What is a Partnership?
A partnership may be created where two or more individuals establish a formal business relationship between themselves. A partnership is different to a company.
Under section 1 of the Partnership Act 1890, a partnership is defined as “the relation which subsists between persons carrying on a business in common with a view of profit”. Individual Partnership Agreements are typically created between the partners with the purpose of regulating the partnership.
Advantages of a Partnership
The main advantage of a partnership is the relative lack of formality that may surround it. Whilst an agreement to create a partnership can be created orally, in writing, or implied by conduct – the terms should ideally be formally incorporated into a Partnership Agreement.
A further advantage is that the partnership documentation can be kept confidential and need not be disclosed to the public. Compare this to a company, which must make all company documents available (and an increasing amount of other information) available for public inspection.
Disadvantages of a Partnership
A partnership will lose its advantage of informality if a Partnership Agreement is created. This means if one of the partners wants to follow a different path in breach of the Partnership Agreement, that partner could face a claim for breach of contract.
Partners do not have a separate legal personality to the business. This means they will be personally liable for its debts and any losses incurred – and they bear the burden of unlimited liability.
A partnership that has no specified duration can be dissolved at any time, potentially creating insecurity and instability for the remaining partners. Dissolution can lead to the entire partnership ending. This can lead to disagreement between the remaining partners who may not be in a financial position to buy out the out-going partner’s share of the business.
Roles and Responsibilities of the Partners
Responsibilities to respective partners
The common law imposes a duty of utmost fairness and good faith on one partner to the others. In addition, the Partnership Act 1890 sets out specific principles in sections 28-30:
- the partners must divulge to one another true accounts and all relevant information connected with the business and their relationship
- to share any profit or benefit received, without the consent of the partners, in connection with the partnership or from carrying on a competing business
- the duty not to compete with the partnership without the others’ consent
The provisions of the Partnership Act apply by default if there is no formal partnership agreement in place.
The Partnership Act 1890 sets out that all partners share the responsibility for the business, and for the decisions which affect the business. Each partner therefore has the right to equally contribute to matters that affect the day-to-day running of the business. Decisions are to be made on the basis of a simple majority, with each partner entitled to one vote. Decisions that change the nature of the business or are based on the introduction of a new partner, require unanimous consent.

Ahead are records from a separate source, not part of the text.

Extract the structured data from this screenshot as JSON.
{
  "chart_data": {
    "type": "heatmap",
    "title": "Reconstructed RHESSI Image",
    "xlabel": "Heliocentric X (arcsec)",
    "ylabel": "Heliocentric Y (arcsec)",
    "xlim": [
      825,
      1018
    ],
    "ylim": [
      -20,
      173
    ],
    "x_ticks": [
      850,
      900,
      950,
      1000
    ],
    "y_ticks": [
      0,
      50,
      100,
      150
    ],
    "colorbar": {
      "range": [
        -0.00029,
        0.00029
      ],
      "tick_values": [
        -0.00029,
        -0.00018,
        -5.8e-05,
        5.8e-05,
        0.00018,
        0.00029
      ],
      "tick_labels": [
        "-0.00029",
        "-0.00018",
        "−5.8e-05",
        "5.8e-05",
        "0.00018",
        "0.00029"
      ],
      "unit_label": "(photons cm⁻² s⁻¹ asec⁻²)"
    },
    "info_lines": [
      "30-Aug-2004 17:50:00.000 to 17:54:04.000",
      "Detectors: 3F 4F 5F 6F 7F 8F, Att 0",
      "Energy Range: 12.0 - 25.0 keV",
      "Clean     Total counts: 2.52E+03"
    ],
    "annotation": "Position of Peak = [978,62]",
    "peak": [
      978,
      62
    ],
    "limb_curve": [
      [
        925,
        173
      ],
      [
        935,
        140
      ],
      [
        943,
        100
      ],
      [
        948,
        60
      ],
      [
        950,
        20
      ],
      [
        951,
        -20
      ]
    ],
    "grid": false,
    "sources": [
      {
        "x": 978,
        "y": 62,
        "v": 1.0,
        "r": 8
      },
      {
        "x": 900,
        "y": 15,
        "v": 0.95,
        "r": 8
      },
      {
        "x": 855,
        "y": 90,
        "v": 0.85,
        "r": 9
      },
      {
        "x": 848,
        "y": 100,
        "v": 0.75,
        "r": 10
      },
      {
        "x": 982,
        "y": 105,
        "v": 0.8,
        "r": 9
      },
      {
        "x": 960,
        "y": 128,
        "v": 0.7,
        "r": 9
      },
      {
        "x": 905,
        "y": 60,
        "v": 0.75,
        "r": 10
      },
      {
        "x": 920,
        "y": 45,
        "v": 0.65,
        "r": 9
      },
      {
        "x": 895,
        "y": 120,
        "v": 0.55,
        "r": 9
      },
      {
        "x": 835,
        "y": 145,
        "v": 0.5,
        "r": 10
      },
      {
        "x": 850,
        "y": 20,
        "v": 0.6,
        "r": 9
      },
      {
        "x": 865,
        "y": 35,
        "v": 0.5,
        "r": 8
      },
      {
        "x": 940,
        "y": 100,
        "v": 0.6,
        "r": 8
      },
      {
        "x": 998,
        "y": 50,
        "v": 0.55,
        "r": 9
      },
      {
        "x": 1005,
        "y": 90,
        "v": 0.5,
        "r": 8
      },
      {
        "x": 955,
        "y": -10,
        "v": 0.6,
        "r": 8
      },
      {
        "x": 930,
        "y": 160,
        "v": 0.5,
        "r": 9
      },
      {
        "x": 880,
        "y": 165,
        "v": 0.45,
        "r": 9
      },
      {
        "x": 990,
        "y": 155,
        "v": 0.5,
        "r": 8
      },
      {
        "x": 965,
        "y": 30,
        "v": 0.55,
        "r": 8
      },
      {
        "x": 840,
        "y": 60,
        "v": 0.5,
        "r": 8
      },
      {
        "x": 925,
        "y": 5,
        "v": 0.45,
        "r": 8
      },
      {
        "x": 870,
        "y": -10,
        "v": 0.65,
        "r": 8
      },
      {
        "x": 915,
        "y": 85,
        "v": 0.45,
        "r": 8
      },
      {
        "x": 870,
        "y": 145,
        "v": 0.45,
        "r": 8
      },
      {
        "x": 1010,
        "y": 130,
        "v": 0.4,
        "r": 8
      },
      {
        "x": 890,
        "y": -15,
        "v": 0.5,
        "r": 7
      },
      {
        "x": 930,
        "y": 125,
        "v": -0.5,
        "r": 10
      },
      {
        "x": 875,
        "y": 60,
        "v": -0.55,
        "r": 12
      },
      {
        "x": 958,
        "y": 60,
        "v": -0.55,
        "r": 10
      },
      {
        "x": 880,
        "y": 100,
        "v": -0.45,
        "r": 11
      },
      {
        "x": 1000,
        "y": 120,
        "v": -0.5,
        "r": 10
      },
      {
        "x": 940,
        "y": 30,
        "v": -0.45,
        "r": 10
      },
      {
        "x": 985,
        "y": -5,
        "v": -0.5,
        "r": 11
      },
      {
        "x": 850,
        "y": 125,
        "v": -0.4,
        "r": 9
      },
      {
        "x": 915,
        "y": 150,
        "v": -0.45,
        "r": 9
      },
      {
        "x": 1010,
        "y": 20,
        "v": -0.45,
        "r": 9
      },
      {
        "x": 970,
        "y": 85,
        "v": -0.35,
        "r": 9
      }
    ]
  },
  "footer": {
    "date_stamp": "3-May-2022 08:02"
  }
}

All partners are entitled to take part in the management of the business, however, there is no obligation to do so. There is no implication that a partner must devote his full time and attention to the business, however, wilful neglect of the business can lead to the relevant partner paying compensation to the other partners for the extra work they have undertaken.
Profits and Losses
The Partnership Act 1890 states that each partner is entitled to share the profits of the business equally, regardless of the amount contributed.
Each partner is jointly and severally liable for losses suffered by the business and can each be sued by a debtor. However, any partner against whom no action is taken has an obligation to indemnify the paying partner/s against bearing more than their share of any liability or expense connected with the business.
The default provisions of the Partnership Act can be varied by creation of a Partnership Agreement setting out the amount of salary, interest and/or profit-sharing each partner is entitled to. It is common for the relevant shares to reflect the initial financial input made by each partner, and the amount of time and work each partner contributes to the running of the business.
Authority of a Partner
Not all partners will have the authority to manage contracts on behalf of the partnership. However, every partner will have the ability to bind the entire firm if they have actual or apparent authority. If a partner acts without authority and binds the firm, he will be personally liable to the other party in the contract – and must indemnify the other partners for any liability or loss which they occur.
Termination of a Partnership
If no Partnership Agreement exists, or if there is no provision within the Agreement, the partnership can be dissolved at any time by any partner giving notice of dissolution to the others. This is called a ‘partnership at will’. The notice of dissolution can have immediate effect and need not be in writing unless the Agreement itself is by deed.
In the absence of a Partnership Agreement (or if the Agreement does not cover termination),illegality, death or bankruptcy of a partner automatically dissolves the entire partnership.
There are no provisions in the Act relating to retirement or expulsion of a partner, therefore, any such rights must be contained within an Agreement created between the partners.